The Executive Governor of the Central Bank of Liberia (CBL), Dr. Joseph Mills Jones, said the Press Union of Liberia (PUL) has a responsibility to help Liberians appreciate Liberia more.
“As the press, you have a responsibility to help Liberians appreciate Liberia more and nurture that spirit of hope and that spirit of belonging, without which our commitment to rapid economic and social transformation will remain a façade,” Governor Jones said when he delivered the Keynote speech at the induction ceremony of officers of the Press Union of Liberia last Friday evening.
The Central Bank Governor said, “The Press as an institution is critical to forging our national identity; the Press is critical to bringing sanity to our national dialogue, by keeping us focused on the things that matter and on the things that unite us, while exposing the emptiness of those who dwell on the things that divide us.”
Dr. Jones continued, “The challenge we offer to you, members of the press, is that inasmuch as you are obligated to expose the wrongs of the society–and you must not waiver from that— you also have a responsibility to be messengers of positive expectations.”
He added that history shows that many countries have had their difficult periods and they have been able to overcome their problems. “They did it because their citizens were able to find within themselves the will to commit to a cause larger than their individual selves and their country,” Dr. Jones said.
The CBL Boss noted that the Press can help Liberians find such a national will, saying, “I say to you Liberians too, can overcome its problems.”
Governor Jones noted that the history of the Press in Liberia is a history of fortitude and pride and noted that the press has worked hard in the country not for fame or fortune.
“You have persevered because of pride in your work. What else could have kept you going, if not a sense of value? We salute you! Remain steadfast; remain vigilant. Above all, remain true to your profession, which calls for the promulgation of facts, analytical thinking, balance reporting and sober reflection,” Dr. Jones stressed.
He further told members of the media that their goal is not so much to be loved, as much as to be respected noting, “The record shows that this is the ethics which you, as a Union, have been trying to live up to by taking steps to address problems arising from within regarding actions of some of your colleagues relative to the code of professional conduct that the PUL adopted to guide its membership.”
Governor Jones intimated, “By censuring yourselves, you give credence to your actions to serve as the mirror for the larger society. Indeed, what you are saying through your actions is that accountability is a virtue of general application. It is good for the public sector; good for the private sector and good for the Press.”
“We at the Central Bank of Liberia consider the Press Union of Liberia to be a partner in our efforts to revitalize our economy, the press being the major avenue for informing the public of specific policy measures being implemented by the CBL,” he said.
For his part, the newly Inducted President of the PUL, Mr. Kamara A. Kamara, said, “Ascending to the leadership of the Press Union of Liberia put upon one an obligation to serve as a symbol of credibility, integrity, speaking truth to power and respecting the views and rights of all irrespective of how fundamentally flaw people may perceive them.”

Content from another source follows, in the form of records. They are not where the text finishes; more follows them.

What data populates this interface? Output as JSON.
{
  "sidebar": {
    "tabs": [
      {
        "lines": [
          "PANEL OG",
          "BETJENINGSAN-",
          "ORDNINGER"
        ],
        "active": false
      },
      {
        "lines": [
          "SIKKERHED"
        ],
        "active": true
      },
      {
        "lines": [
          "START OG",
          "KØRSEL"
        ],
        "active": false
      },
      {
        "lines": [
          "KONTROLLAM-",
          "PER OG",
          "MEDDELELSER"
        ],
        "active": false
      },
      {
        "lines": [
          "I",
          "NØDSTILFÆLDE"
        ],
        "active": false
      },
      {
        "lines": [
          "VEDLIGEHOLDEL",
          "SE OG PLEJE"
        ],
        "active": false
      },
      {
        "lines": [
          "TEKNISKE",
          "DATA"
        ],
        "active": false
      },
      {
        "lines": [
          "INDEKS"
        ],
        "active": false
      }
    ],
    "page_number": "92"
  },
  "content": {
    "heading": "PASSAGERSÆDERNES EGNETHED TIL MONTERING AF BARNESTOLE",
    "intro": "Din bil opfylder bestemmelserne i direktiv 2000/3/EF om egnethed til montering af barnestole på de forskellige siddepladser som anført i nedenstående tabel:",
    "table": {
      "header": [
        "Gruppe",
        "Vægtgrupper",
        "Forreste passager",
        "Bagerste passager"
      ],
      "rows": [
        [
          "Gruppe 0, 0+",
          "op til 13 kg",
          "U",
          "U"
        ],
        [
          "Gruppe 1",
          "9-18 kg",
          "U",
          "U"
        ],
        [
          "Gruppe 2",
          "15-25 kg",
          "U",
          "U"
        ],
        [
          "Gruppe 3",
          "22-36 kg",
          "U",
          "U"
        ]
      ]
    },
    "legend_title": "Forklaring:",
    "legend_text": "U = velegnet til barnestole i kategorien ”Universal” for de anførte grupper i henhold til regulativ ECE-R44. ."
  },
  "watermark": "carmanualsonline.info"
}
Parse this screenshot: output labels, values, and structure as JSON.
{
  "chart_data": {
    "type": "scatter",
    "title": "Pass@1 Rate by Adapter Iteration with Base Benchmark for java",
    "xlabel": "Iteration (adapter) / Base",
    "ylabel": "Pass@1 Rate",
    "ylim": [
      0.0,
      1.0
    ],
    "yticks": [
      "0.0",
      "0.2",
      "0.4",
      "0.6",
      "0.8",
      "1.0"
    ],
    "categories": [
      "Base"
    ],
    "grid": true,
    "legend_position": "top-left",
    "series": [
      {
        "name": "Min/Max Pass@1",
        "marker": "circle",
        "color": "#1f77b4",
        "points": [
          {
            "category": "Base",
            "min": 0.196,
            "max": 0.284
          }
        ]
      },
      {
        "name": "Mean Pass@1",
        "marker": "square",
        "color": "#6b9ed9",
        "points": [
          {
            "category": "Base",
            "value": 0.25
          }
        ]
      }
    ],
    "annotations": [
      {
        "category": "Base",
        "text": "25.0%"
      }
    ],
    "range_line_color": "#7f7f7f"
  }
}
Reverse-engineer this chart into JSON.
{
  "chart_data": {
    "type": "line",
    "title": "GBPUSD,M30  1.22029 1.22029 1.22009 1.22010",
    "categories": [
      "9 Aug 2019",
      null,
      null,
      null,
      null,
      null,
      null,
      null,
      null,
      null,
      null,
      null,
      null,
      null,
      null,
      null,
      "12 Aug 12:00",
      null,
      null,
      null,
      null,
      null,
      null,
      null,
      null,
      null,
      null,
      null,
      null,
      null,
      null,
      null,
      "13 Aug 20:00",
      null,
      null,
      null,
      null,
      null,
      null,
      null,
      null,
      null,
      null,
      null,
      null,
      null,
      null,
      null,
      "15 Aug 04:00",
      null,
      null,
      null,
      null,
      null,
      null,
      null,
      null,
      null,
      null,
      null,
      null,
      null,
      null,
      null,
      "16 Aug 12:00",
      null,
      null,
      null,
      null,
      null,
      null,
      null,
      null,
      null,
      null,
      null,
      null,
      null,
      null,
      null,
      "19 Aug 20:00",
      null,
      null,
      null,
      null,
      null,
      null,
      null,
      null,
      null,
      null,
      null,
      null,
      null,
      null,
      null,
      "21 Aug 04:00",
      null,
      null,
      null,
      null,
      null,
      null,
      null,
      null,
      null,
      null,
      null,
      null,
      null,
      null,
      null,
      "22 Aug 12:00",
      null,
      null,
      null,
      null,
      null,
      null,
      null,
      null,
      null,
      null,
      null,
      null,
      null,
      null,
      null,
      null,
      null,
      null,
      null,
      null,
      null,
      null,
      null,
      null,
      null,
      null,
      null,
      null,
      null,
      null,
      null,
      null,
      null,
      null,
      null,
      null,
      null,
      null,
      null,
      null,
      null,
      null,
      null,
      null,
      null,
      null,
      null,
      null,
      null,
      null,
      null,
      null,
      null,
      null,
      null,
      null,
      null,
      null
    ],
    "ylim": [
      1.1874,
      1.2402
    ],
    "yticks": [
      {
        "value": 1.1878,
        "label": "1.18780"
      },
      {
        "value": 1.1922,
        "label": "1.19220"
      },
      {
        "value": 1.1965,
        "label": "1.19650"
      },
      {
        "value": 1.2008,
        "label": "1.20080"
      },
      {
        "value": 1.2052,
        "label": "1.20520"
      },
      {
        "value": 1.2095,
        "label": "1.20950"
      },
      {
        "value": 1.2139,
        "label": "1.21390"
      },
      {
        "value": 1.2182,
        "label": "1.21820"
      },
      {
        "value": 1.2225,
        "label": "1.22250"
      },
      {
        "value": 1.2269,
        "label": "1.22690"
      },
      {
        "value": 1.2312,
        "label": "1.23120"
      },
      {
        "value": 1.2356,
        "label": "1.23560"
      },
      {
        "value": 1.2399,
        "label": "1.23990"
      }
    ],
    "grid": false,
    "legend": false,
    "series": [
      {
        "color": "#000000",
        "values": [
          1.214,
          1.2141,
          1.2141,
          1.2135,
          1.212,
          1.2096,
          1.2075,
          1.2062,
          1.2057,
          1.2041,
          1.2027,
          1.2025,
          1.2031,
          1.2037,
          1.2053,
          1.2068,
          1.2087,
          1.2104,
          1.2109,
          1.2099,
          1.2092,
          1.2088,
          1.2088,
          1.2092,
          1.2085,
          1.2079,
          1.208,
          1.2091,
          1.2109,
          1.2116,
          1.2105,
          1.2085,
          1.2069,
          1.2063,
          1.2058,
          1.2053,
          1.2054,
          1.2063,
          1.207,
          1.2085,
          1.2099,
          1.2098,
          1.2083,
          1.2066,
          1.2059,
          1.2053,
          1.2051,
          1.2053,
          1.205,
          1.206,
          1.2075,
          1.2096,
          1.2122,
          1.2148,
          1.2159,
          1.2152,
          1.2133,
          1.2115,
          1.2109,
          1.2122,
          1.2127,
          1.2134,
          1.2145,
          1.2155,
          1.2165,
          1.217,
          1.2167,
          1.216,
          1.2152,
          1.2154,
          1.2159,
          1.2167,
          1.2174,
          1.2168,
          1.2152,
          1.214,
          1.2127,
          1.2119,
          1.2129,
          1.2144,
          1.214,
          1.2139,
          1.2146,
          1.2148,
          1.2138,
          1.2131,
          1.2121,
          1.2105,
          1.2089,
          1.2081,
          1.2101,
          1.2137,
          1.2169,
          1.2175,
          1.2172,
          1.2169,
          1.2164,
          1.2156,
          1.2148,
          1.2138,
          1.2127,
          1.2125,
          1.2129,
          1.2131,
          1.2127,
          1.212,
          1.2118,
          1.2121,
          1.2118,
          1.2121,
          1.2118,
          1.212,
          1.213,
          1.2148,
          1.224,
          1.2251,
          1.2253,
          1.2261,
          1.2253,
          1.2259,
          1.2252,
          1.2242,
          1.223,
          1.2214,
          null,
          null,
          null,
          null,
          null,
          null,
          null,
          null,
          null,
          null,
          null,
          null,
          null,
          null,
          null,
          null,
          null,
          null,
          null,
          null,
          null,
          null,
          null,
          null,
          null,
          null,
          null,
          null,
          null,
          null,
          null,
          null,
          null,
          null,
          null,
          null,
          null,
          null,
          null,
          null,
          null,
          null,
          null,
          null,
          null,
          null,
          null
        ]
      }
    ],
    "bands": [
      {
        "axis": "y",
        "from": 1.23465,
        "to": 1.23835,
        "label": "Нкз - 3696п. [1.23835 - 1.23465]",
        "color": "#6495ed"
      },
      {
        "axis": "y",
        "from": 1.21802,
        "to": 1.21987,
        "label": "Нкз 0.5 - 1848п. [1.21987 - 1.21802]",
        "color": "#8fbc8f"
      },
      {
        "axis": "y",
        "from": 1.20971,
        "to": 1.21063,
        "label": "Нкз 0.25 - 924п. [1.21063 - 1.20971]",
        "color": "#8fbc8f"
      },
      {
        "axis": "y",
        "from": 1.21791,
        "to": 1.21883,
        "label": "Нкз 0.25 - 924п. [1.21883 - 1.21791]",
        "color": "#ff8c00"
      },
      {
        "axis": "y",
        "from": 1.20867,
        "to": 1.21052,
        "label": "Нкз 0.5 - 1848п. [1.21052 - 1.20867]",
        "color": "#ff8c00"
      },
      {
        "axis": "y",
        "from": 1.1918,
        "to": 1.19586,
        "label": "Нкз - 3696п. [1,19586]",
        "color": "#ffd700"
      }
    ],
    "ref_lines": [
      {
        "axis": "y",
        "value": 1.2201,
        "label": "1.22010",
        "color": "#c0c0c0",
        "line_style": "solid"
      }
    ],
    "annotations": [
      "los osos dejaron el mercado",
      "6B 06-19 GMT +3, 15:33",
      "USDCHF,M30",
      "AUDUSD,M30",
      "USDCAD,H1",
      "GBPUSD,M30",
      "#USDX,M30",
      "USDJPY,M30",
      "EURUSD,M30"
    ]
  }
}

Mr. Kamara who pledged to serve his term by giving out his belief, said he believes that by doing the right thing, he would be challenging others to do the right things required of them.
Mr. Kamara told his audience that the challenges of those days when the Press Union was founded still exist as laws that criminalize discussing government are still threatening today and contempt charges still remain ridiculous.
He said interestingly contempt issues are still a hindrance to free speech and recorded several issues arising from free speech that resulted to contempt charges.
He said the authors of Liberia’s constitution mandated the Legislature to define contempt noting that “regrettably after 20 years the Legislature is yet to act responsibly.” He then called for the removal from the books of all anti-free speech legislation.